I do not have Carry Lookahead Adder but it seems important to mention.

The problem with this Serial adder we have is that it is slow. To calculate the last sum, we need to calculate the carry of the one before. To calculate that carry we need the one before and so on. There is a short delay in every one of those caluclations.

Carry Lookahead Adders (CLA) are a more advanced type of adder that reduces the propagation delay associated with traditional adders. They basically calculate all the carries in parallel.

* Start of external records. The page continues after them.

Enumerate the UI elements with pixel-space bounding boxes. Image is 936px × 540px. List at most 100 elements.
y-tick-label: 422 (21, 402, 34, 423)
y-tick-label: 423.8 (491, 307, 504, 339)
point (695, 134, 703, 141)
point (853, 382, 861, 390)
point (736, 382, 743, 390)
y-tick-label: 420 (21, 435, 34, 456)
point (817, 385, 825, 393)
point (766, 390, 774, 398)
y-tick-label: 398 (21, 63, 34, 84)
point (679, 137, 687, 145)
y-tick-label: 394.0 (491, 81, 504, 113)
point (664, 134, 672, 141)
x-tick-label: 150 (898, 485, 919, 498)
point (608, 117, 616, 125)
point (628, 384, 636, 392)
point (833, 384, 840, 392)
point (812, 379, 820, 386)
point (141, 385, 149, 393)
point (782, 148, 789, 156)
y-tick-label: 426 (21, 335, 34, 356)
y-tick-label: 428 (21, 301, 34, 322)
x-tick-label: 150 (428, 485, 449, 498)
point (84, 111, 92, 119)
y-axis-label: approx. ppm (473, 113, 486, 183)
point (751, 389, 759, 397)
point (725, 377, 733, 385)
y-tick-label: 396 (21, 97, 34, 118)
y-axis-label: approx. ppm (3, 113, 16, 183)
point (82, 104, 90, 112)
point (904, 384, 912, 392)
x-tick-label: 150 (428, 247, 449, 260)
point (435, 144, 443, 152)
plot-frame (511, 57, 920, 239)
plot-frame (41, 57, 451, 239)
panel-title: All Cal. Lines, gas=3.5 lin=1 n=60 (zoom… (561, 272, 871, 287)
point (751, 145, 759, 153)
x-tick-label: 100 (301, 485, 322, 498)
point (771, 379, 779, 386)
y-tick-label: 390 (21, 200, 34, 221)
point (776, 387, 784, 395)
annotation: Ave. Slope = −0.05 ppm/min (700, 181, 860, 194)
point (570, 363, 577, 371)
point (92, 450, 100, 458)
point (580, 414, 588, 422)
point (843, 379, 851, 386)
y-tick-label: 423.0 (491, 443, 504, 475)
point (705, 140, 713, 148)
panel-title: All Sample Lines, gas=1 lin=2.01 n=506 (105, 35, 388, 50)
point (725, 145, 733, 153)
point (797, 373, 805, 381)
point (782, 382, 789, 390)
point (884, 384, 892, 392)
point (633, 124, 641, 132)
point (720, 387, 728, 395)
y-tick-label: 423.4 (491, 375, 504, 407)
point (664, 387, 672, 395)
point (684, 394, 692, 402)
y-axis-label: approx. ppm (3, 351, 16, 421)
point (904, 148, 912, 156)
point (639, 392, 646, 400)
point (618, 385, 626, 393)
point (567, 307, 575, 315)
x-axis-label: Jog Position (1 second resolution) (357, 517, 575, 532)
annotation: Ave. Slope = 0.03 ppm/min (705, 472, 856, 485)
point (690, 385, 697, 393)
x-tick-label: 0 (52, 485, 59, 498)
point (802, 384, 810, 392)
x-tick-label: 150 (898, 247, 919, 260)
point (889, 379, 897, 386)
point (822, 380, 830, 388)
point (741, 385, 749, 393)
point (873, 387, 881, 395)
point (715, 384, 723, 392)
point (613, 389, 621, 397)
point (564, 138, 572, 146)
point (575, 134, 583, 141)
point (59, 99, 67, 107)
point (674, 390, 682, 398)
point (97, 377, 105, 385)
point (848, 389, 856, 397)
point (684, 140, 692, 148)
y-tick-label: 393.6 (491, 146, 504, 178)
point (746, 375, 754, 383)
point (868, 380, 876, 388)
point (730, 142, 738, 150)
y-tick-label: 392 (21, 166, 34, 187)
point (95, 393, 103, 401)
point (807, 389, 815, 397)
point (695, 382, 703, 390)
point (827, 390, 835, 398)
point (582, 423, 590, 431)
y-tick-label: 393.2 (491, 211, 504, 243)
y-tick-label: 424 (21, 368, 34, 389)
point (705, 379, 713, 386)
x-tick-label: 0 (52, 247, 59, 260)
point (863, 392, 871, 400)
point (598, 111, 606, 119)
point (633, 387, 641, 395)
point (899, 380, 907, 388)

This eliminates the need for the carries to ripple through the entire adder, making CLAs much faster for large numbers. This requires more transistors but is faster.

Check your understanding

How many transistors does my 11bit adder have (include the gating transistors)? If the processor has 2000 transistors, what is the percentage that is allocated to the adder?
Full adder has 9 NAND gates, we need to add 1 more NOT and NAND for the gating. So each bit has 10 NAND and 1 NOT gate. That is 10*2+1=21 transistors per bit. 11 bits is 11*21 = 231, which is 231/2000 = 11.5% of transistors.
If we are always doing a simple addition between 2 numbers, can we simplify the first full adder?
If we are doing only addition we can remove the first carry_in and replace the full adder with half adder. I actually did not do that in my processor. The reason is because carry_in can be used to do subtraction.
How much slower is 32 bit adder compared to 4 bit one?
In our serial adder design the last bit of calculation has the highest latency. It is only calculated after every other bit is calculated. The one before it is also calculated when all of the ones before it are. This means that the last full adder waits nbits-1 times. So when we include it that is nbits*full_adder_latency time needed. This means 32 bit adder is 32/4=8 times slower.